This week, Jessica Alba’s The Honest Company announced it has raised $70 million at a nearly $1 billion valuation and is preparing to go public.
The Honest Company is one of more than a thousand “B corporations” — firms with a for-profit head and a nonprofit heart, among them Warby Parker, Patagonia, Etsy, and Seventh Generation. Such companies are open about the fact that they will not maximize profits at the expense of their social or environmental missions.
Right now, nearly all B corps are privately held, obscuring their finances and value relative to other firms. But with its initial stock offering, The Honest Company might provide an early test of the market’s true feelings about companies on a mission. Will investors punish them for failing to make as much money as possible? Or might they reward them for considering the greater good?
B corps are a new thing. As of a few years ago, firms like The Honest Company would have just been regular, old for-profits or, in some cases, straight-up nonprofits. Maryland pioneered the B corps designation in 2010 to help companies better balance their mission to make money with their mission to make the world a better place. Since then, more than two dozen states have followed suit.
“Milton Friedman would have loved this,” said Andrew Kassoy of B Lab, the nonprofit that certifies many B corps, when the Maryland legislation passed. “For the first time, we have a market-based solution supporting investors and entrepreneurs who want to make money and make a difference.”
Under the traditional corporate designations, that is not always so easy. Take the infamous case of Ben & Jerry’s. In 2000, the publicly traded ice-cream-maker sold out to Unilever, the Anglo-Dutch food and home-goods conglomerate. Even though there were provisions to maintain the company’s hippie ethos, the deal troubled its Wavy Gravy-loving customers. But the firm did not have much of a choice: The sale maximized shareholder value, and the company needed to maximize shareholder value.
As a B corp — as Ben & Jerry’s is now, though it remains a Unilever subsidiary — its joint mission to make money and do some good is explicit, clear to shareholders, and entrenched in a corporate framework. Had Ben & Jerry’s been a B corp back in 2000, it seems unlikely it would have gotten sold in the first place.
Alba’s The Honest Company won’t have to contemplate a Unilever nightmare scenario as it contemplates its IPO, given that it is already a B corp. It sells eco-chic diapers and other products, but it privileges environmentally responsible products and purchases its energy from renewable sources.
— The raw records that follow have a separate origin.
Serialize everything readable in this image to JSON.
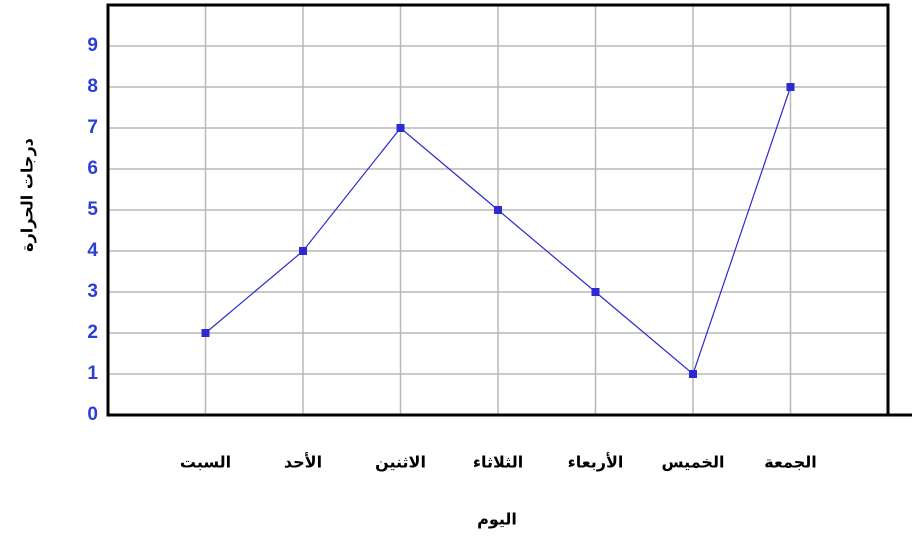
{
  "chart_data": {
    "type": "line",
    "x_label": "اليوم",
    "y_label": "درجات الحرارة",
    "categories": [
      "السبت",
      "الأحد",
      "الاثنين",
      "الثلاثاء",
      "الأربعاء",
      "الخميس",
      "الجمعة"
    ],
    "series": [
      {
        "color": "#2b2bd0",
        "values": [
          2,
          4,
          7,
          5,
          3,
          1,
          8
        ]
      }
    ],
    "ylim": [
      0,
      10
    ],
    "yticks": [
      0,
      1,
      2,
      3,
      4,
      5,
      6,
      7,
      8,
      9
    ],
    "grid": true
  }
}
Its B corp status would shield it from certain shareholder lawsuits or the pressure to sell out to a bigger firm without a social mission.
“We believe being a public company is the best path for us going forward, and it’s good to get that validation early on,” its chief executive, Brian Lee, told The Wall Street Journal. “I can’t say when that will be, but we are definitely starting to think and act like a public company.”
As such, it promises a fascinating market test: Is the public going to want to invest in a firm that openly declines to maximize profits?
I imagine the company will end up with a smaller market capitalization than it would if it were incorporated differently. It will likely have thinner profit margins or greater losses than it would if it were willing to slash its overhead or benefits for its workers, for instance.
Moreover, B corps have some murkiness baked into their corporate structure, murkiness that might make many shareholders wary and thus less likely to put money in. What if the firm’s shareholders do not agree with the company’s strategy to fulfill its social mission, for instance? What if the firm is losing money and makes uncomfortable concessions to stop shareholders from dumping its stock?
Such questions are why the California bar objected to the state’s B corp law in the first place: It poses “a fundamental change to the fiduciary duties of corporate directors and will pose a consequent risk to shareholder protections,” it argued.
Even so, I think there’s reason to believe that plenty of investors might want to bet on B corps, even in exchange for lower returns. Traditional for-profit companies’ obsessive focus on short-term profits comes with its own downsides, both in terms of longer-term returns and in terms of the state of the world we all live in, after all. (Just think of Lehman Brothers or Blackwater.) On top of that, firms like The Honest Company might also come with social cachet that increases sales or even, in some cases, tax breaks to help offset business costs, drawing investors in.
They might not be the most profitable, highest value, or biggest companies, in other words. But that seems to be just fine with them in the first place.